Piccoli scorci di libri, ovvero recensioni assai brevi e poco impegnative #3


Vino, patate e mele rosse – Joanne Harris – traduzione di Laura Grandi – Garzanti, 1999

Non posso farci niente, ogni tanto devo tornare a parlare di lei. Ma lo farò brevemente, in modo spiccio e fintamente indifferente, come se stessi redigendo un elenco di cui non m'importa nulla. Nasconderò bene il mio fanatismo sotto un tono freddo da commessa snob. Dicevo, Vino, patate e mele rosse di Joanne Harris, tradotto come sempre da Laura Grandi – qualche errore qua e là, ma niente di tremebondo. Che dire? La storia di uno scrittore che pare aver perso la sua voce narrante dopo il primo libro in cui fantasticava delle proprie estati a casa dei nonni, da adolescente. La magia della Harris, che è quella 'di tutti i giorni'. Una fuga inaspettata, una bottiglia di vino come voce narrante, semi di patata, la stessa Lansquenet di Chocolat – ma senza Vianne – in cui incontriamo Josèphine e Narcisse... e beh, che dire?
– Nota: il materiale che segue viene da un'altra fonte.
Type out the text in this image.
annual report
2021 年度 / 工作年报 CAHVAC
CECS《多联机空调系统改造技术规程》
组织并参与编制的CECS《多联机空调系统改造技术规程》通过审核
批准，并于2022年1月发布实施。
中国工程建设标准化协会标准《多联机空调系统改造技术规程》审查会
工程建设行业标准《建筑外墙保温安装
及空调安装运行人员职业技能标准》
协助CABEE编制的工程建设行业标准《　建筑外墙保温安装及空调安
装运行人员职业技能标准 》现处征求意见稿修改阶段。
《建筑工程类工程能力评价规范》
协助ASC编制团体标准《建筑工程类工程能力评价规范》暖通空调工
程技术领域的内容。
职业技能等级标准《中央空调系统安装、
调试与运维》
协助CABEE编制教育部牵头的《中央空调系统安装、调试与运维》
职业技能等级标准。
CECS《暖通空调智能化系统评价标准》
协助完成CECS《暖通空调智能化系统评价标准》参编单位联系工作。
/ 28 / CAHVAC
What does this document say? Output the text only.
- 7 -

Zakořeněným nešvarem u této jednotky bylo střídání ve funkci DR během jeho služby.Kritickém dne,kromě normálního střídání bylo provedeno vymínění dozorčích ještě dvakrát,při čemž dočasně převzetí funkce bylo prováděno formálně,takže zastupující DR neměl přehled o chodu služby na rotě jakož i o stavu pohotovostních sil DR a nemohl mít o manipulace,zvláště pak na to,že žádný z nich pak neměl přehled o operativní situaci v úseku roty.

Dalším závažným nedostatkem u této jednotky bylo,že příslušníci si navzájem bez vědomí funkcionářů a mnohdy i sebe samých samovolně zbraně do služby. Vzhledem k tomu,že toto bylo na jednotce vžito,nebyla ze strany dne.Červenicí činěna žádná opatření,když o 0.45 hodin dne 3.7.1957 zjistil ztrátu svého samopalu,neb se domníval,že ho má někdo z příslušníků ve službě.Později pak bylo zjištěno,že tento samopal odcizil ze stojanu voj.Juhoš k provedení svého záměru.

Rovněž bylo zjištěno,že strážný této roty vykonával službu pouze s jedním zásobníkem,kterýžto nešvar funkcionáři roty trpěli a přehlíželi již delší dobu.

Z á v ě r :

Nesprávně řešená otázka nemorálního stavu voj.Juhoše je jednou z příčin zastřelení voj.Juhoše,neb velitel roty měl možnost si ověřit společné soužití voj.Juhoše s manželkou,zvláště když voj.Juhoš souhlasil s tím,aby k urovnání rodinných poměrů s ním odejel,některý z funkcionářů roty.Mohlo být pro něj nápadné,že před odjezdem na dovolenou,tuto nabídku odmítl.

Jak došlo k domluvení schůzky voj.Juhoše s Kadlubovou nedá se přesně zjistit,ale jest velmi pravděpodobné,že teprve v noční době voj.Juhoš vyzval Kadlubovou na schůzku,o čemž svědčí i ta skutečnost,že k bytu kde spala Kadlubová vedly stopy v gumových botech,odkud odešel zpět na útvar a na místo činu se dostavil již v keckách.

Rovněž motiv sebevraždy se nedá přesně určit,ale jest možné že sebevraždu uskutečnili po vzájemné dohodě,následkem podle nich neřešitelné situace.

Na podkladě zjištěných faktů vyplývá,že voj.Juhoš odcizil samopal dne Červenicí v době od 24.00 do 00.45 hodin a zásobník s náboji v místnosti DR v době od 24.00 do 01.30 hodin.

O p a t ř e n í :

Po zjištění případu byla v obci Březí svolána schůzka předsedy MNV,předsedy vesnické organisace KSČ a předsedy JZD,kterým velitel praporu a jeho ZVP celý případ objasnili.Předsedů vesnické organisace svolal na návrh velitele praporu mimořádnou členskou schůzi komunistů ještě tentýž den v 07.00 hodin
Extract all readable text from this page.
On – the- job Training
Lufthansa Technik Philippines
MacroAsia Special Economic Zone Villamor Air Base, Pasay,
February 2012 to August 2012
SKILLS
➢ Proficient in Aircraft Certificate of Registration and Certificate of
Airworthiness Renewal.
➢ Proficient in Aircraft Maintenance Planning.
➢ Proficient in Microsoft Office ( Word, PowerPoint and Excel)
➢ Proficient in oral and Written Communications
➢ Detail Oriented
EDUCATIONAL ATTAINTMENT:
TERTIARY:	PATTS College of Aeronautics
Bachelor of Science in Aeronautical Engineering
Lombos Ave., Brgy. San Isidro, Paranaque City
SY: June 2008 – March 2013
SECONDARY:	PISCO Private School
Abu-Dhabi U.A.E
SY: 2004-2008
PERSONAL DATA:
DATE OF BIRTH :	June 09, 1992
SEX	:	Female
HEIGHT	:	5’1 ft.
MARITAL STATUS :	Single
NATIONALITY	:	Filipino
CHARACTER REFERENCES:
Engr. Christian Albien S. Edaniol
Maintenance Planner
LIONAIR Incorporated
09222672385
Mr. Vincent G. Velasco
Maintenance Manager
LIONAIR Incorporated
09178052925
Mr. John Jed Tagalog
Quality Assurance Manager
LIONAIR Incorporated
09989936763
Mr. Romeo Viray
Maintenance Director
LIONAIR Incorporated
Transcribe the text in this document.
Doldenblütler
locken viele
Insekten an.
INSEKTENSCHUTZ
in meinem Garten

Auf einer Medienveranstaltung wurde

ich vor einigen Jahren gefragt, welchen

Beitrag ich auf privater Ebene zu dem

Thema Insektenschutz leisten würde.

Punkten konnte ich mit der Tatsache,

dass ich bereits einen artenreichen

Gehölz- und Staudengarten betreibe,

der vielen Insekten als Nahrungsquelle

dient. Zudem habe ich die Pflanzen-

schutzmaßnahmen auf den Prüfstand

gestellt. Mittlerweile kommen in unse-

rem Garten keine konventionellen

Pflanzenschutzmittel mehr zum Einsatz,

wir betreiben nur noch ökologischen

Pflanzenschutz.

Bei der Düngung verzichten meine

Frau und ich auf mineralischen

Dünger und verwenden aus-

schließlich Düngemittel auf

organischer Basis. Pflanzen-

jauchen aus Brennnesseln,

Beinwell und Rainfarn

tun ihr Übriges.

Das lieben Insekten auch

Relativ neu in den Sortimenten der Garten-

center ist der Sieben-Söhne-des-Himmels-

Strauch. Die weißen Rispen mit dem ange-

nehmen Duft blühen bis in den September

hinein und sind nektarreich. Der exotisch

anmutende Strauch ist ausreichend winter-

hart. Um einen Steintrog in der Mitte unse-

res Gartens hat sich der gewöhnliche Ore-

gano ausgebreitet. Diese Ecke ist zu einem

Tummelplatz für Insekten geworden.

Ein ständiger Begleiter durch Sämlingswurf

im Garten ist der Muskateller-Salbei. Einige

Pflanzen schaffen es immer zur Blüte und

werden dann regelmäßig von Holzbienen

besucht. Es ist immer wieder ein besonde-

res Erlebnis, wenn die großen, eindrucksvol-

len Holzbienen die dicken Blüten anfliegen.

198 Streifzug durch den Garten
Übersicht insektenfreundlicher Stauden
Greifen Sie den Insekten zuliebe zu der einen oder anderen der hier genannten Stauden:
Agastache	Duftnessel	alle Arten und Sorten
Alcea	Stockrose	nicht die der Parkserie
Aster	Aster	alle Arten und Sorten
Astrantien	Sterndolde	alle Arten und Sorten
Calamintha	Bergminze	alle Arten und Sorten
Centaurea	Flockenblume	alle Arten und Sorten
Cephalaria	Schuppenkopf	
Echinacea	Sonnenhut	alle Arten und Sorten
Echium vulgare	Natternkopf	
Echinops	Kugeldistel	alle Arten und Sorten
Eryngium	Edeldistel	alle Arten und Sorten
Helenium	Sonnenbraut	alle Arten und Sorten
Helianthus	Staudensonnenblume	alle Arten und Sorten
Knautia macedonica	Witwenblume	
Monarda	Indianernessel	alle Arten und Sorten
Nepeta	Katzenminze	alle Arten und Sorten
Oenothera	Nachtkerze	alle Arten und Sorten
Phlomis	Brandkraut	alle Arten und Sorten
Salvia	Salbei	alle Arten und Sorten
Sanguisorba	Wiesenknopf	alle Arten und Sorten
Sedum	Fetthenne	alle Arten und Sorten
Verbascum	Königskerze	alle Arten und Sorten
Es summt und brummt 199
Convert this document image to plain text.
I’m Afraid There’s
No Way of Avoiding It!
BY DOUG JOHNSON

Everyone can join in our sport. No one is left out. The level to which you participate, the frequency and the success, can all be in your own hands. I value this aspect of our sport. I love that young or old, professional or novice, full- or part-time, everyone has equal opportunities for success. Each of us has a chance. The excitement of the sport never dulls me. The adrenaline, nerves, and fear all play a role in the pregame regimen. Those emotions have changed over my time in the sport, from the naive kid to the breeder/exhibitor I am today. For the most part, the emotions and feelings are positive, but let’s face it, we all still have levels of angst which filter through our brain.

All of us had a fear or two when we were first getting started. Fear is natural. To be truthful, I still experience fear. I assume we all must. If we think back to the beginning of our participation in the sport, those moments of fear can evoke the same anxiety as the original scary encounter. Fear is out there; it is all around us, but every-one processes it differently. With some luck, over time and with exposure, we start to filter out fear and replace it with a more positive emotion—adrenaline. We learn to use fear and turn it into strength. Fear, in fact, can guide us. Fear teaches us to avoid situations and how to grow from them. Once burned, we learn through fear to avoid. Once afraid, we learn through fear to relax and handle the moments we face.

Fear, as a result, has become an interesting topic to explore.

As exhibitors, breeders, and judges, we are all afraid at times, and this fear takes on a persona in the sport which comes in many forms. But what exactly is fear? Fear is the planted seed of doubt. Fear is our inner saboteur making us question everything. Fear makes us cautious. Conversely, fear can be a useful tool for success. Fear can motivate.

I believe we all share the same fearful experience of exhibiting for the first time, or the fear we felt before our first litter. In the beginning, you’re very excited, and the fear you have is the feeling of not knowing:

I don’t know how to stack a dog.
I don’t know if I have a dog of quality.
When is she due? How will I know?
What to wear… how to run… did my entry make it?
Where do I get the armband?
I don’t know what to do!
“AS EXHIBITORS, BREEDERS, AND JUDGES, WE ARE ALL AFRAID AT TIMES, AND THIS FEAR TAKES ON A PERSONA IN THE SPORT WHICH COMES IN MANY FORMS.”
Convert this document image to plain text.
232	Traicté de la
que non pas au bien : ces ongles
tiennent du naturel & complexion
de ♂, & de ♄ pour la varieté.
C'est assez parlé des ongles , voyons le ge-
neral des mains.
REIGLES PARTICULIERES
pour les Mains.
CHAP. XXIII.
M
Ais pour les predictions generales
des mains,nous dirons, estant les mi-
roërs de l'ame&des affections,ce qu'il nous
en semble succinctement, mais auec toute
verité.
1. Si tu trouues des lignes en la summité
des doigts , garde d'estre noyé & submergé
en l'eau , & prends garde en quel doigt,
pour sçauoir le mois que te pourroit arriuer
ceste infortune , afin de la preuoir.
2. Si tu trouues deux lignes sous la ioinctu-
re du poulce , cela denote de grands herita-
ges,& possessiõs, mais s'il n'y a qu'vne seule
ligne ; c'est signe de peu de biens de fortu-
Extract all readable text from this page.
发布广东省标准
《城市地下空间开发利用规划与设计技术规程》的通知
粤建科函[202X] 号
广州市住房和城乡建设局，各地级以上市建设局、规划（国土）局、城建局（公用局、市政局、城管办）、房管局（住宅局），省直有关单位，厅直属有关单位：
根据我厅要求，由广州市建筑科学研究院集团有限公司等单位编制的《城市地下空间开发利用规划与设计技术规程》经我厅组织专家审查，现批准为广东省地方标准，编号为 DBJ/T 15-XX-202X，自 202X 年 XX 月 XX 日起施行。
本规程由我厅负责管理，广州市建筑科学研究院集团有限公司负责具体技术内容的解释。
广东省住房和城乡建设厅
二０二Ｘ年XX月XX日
Mi ero ripromessa di non sdilinquirmi ed evito di farlo. Voglio solo sottolineare quanto io adori il modo in cui Joanne Harris intende la magia e come la intesse nelle storie. La trama non ne è dipendente, niente può essere cambiato con due tocchi di bacchetta o con un calderone fumante. Accade quello che deve accadere. Mi limito soltanto a denotarvi che ho preferito questo libro perfino a Chocolat. Punto. Non aggiungo altro. E se trovo quelli che gli fanno una-due stelline su Anobii, gli spezzo quelle dita esecrabili.

Guerre - Timothy Findley - traduzione di Maria Cristina Savioli – Neri Pozza, 2005

Non capirò mai per quale motivo quest'autore sia così poco conosciuto in Italia. Tanto per farvi capire, ogni tanto cerco di stilare liste improbabili nella mia testa. Elenchi, categorizzazioni, classifiche. Non so bene perché, forse perché è più facile capire il mondo se lo dividi in piccoli gruppi. È curioso come io cerchi di mettere ordine nella mia testa, quando al di fuori mi rifugio in un caos piuttosto personale, ma sto divagando. Avevo smesso di farlo, nelle recensioni, ma dopotutto ho ancora il cervello straziato dalla lettura. Mi ci vorrà ancora un po' per riprendermi.
Dicevo, le mie liste mentali. Tempo fa volevo descrivere Chaim Potok a mia sorella e non riuscivo a trovare le parole per farlo. Alla fine mi è uscito soltanto che, se mi trovassi in una biblioteca in fiamme, i libri di Potok sarebbero sicuramente tra quelli che cercherei di salvare. E questo vale anche per Timothy Findley. Guerre non è il suo capolavoro, ma è un'opera meravigliosa. Poetica, straziante, commovente. Il protagonista, Robert Ross, impegnato in un inferno tale che definirlo 'guerra' è riduttivo e insultante. Prima Guerra Mondiale. Stralci di ricordi. Un disperato aggrapparsi alla propria umanità. Ci sono libri sulla guerra che puntano sulla crudeltà che sgorga dai soldati, strizzati dal sangue degli amici finchè non esplodono in belve feroci. E poi ci sono altri libri, su uomini che rimangono uomini e fanno del proprio meglio per restare incollati a sé stessi, nonostante tutto.
Guerre, dicevo, non è il capolavoro di Findley. Quello, per me, sarà sempre L'uomo che non poteva morire, sempre edito da Neri Pozza. Così bello che ho voluto condividerlo e così bello che non mi è mai tornato indietro. Ne parlerò più avanti, non c'è dubbio. E ho troppe parole dentro per poter aggiungere altro e chiudere questo post con un degno saluto.